The Importance of Patient Satisfaction
The cost of providing health care is escalating at an alarming rate. With challenges ranging from rising malpractice costs to physician turnover, medical practices must maximize resources and make tough choices in order to remain profitable. It is precisely these challenges that make improving patient satisfaction so critical. Here are some important ways that improving patient satisfaction can make your practice more successful and profitable:
- Reduce malpractice costs
- Decrease patient defections
- Decrease negative word–of-mouth advertising
- Increase patient referrals
In addition, improving patient satisfaction leads to increased productivity. Physicians and staff often spend a lot of time reacting to complaints and dealing with non-compliant patients, which negatively impacts office efficiency. By contrast, satisfied patients are easier and more rewarding to care for, take up less physician and staff time and are more compliant. Improved patient satisfaction decreases the length of patients’ visits and wait times, reduces treatment costs and increases patient volume.
“The moment we started paying attention to patient satisfaction, by looking at the data and focusing on improvement, our claims experience dropped significantly.”
-CEO, Cardiovascular Institute of the South
The cost of medical malpractice litigation has increased at almost 12% annually since 1975, and it is estimated that 65% of all physicians will be sued at some point in their career. Poor communication is the number one reason patients file medical malpractice lawsuits – and it’s also a primary component of patient dissatisfaction. Satisfied patients are more likely to forgive perceived care mistakes and are less likely to sue.

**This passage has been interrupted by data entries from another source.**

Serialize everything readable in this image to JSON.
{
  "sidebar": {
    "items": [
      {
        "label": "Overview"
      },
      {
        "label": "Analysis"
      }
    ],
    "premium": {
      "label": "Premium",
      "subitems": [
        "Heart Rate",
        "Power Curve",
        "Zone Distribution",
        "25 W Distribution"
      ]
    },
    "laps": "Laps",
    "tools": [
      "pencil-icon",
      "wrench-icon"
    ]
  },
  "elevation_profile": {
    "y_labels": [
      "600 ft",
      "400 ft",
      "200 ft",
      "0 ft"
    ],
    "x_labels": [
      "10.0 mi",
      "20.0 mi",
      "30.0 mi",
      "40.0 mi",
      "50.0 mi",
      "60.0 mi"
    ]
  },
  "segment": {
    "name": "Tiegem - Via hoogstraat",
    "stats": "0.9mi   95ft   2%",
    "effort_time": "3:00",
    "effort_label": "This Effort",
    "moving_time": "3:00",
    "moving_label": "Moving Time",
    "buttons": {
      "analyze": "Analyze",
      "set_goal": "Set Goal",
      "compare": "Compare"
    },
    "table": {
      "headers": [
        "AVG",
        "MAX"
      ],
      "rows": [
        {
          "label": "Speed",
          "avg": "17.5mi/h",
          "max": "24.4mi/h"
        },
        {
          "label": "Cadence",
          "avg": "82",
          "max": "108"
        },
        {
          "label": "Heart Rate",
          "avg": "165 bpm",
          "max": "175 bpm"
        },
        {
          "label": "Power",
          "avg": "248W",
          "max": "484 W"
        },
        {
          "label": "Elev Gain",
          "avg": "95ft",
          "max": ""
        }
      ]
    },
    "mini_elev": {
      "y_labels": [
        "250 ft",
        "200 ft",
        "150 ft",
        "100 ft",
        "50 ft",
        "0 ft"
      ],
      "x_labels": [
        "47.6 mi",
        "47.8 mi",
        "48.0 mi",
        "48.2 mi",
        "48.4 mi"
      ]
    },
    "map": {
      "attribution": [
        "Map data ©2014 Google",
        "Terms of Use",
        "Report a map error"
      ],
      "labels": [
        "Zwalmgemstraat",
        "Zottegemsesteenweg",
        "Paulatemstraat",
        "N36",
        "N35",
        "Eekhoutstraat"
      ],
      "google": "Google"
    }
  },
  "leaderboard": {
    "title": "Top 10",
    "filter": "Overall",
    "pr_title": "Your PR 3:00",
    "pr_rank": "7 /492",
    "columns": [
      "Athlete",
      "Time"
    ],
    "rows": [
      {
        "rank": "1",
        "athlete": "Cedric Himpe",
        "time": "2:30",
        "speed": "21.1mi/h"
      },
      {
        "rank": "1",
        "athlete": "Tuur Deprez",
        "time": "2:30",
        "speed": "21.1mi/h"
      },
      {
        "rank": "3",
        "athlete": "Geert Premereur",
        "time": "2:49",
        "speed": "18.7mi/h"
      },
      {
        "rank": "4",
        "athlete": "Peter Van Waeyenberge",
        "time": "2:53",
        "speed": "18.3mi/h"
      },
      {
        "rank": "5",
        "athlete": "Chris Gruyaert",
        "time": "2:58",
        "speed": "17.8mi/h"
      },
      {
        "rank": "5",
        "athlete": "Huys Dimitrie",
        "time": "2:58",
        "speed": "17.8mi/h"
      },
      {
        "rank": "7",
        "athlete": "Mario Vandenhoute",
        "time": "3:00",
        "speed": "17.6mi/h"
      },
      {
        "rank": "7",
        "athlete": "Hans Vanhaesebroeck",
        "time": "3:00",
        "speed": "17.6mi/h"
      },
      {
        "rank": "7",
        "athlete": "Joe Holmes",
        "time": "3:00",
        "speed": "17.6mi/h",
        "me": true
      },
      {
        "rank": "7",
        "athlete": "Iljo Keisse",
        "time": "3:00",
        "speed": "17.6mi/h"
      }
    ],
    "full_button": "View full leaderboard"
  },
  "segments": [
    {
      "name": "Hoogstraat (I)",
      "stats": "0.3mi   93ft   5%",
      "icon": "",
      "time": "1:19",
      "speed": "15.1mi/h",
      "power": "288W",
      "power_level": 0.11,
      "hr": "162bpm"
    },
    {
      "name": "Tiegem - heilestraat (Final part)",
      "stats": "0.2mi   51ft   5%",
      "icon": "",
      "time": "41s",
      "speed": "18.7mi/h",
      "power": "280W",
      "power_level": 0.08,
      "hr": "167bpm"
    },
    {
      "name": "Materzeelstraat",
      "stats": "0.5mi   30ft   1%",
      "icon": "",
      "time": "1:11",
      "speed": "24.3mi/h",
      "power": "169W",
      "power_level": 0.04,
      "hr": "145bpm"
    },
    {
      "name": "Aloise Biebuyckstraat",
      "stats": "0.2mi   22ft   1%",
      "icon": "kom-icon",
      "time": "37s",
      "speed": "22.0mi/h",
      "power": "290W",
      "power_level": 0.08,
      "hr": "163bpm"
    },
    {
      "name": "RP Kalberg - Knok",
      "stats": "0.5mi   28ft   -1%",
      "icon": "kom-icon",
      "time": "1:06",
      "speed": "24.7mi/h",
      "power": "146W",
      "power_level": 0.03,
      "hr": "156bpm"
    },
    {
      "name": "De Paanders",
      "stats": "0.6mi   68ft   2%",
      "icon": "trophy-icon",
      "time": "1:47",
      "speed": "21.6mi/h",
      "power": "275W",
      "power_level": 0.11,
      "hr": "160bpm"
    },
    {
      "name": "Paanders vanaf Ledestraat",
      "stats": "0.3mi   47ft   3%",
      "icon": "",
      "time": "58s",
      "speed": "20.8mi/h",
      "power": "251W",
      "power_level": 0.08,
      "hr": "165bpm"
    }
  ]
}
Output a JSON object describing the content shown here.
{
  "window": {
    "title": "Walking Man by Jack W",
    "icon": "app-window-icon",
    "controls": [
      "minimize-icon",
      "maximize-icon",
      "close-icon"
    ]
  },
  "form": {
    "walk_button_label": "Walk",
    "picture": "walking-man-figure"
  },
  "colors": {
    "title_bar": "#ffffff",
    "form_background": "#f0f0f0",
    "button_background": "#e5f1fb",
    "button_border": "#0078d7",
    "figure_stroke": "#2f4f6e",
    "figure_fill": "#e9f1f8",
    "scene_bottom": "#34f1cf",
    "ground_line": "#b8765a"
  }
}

According to a study in the American Journal of Medicine, physicians ranked in the lowest 1/3 of the Press Ganey database were 110% more likely to have malpractice suits brought against them than those with top satisfaction survey ratings.* They also attracted more than double the number of unsolicited complaints. The same study found that there was a 6% increase in complaints associated with a 1-point decrease in physician satisfaction ratings. Improving patient satisfaction is key to reducing malpractice costs.
*(Source: Stelfox, H.T. et al., “The Relation of Patient Satisfaction with Complaints Against Physicians and Malpractice Lawsuits.” American Journal of Medicine. 2005. 118: 1126-33.)
It costs your practice money every time a patient leaves for a competitor. In fact, a conservative 5% dissatisfaction rate among patients can cost a physician $150,000 in revenue.* According to a report in the Journal of the American Medical Association, physicians with patient satisfaction ratings in the lowest 20% are nearly four times more likely to experience patient turnover than physicians in the top 20% .**
A high level of patient satisfaction leads to greatly increased customer loyalty, which is the single most important driver of long-term financial performance in a medical practice. Satisfying your current patients costs less time and money than attracting new ones – not to mention that the best form of advertising to attract new patients is positive word-of-mouth from existing clients.
*(Source: Drain, M., & Kaldenberg, D.O., “Building patient loyalty and trust: The role of patient satisfaction.” Group Practice Journal. 1999. 48(9), 32-35.)
**(Source: Rubin, H.R. et al. “Patients’ ratings of outpatient visits in different practice settings: Results from the Medical Outcomes Study.” JAMA. 1993. 270(7), 835-840.)
According to studies done by the Technical Assistance Research Programs (TARP), for every irritated customer who complains, 26 do not. However, they still have grievances, and six of them have serious problems. How many times have you told the waiter everything was fine even though your food was disappointing? The reality is that you probably don’t know how many dissatisfied patients you have because most people don’t complain when speaking with you or your staff in person.
According to consumer surveys, a person who has had an unpleasant experience with a business will tell nine or 10 other people. Approximately 13% will tell more than 20 people.* Rather than take that chance with your practice, let Press Ganey help you improve your patient satisfaction scores.
*(Source: "Managing Consumer Complaints - Responsive Business Approaches To Consumer Needs." Office of Consumer Affairs, U.S. Department of Commerce.)
If your patient complains on a real-time survey, you still have a chance to win them over. Of those who complain, most will come back if you can resolve their issue quickly. Better still, if a patient has a complaint resolved quickly and courteously, she wants to tell others about her good fortune and her good sense. Speedy complaint resolution can help you keep present customers and attract new ones by changing word-of-mouth advertising from negative to positive.
A customer who has had a good experience with a business will tell an average of five other people, some of whom will become new customers.* Your satisfied patients can become your best source of new business.